GCap relaxes threat to block new national digital radio stations
Daniel Farey-Jones, brandrepublic.com, Friday, 30 September 2005, 11:00am,
LONDON – GCap has toned down its threat to take legal action against Ofcom if it allocates spectrum for more national digital radio stations.
The friction between the two centres on the outcome of Ofcom's radio industry review due out in a few weeks.
Earlier this summer, Ofcom chief executive Stephen Carter hinted that two extra national digital multiplexes capable of carrying 20 stations were a possibility.
GCap's executive chairman at the time, Ralph Bernard, responded angrily, claiming that such a move would break the terms on which the first and so far only national multiplex was licensed to Digital One, now owned by GCap and Arqiva (formerly NTL Broadcast).
However, Bernard now seems to be mollified, judging by comments he made at GCap's financial presentation on Wednesday to the effect that GCap now understood it is not Ofcom's intention to make the new services directly competitive with GCap's own.

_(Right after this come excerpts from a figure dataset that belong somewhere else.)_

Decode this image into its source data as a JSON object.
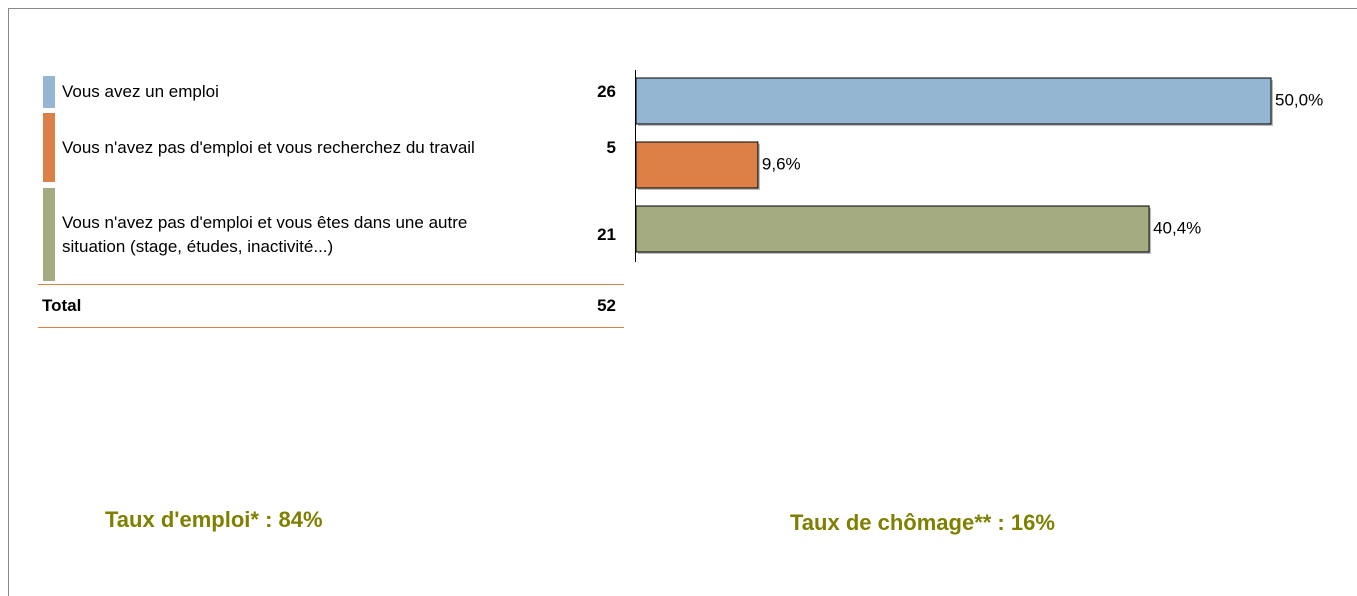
{
  "chart_data": {
    "type": "bar",
    "orientation": "horizontal",
    "categories": [
      "Vous avez un emploi",
      "Vous n'avez pas d'emploi et vous recherchez du travail",
      "Vous n'avez pas d'emploi et vous êtes dans une autre situation (stage, études, inactivité...)"
    ],
    "counts": [
      26,
      5,
      21
    ],
    "values": [
      50.0,
      9.6,
      40.4
    ],
    "value_labels": [
      "50,0%",
      "9,6%",
      "40,4%"
    ],
    "colors": [
      "#94b6d2",
      "#dd8047",
      "#a5ab81"
    ],
    "total_label": "Total",
    "total": 52
  },
  "footer": {
    "employment_rate": "Taux d'emploi* : 84%",
    "unemployment_rate": "Taux de chômage** : 16%"
  }
}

Bernard is now chief executive of the company, having taken over from the departing David Mansfield.
A GCap spokeswoman was at pains to point out that there had been no discussions with Ofcom about the issue, and Bernard also said there had been no compromise.
Ofcom did not comment, saying only: "We will be in a position to announce our plans for UK radio when we announce the final part of our radio review in October."
Other radio groups greeted GCap's change in stance positively. Emap's managing director of national brands Shaun Gregory called the threat of legal action "almost like a sideshow" and said that GCap had climbed down after realising that the release of additional spectrum was good for the radio market.
Chrysalis Radio chief executive Phil Riley said: "I thoroughly agree with Ralph Bernard that if there were to be a second national multiplex that it needs to be complementary and not competitive. We await Ofcom's radio review with interest."
On Wednesday, GCap said that its analogue stations were to receive extra investment after it found extra money resulting from greater-than-expected cost savings.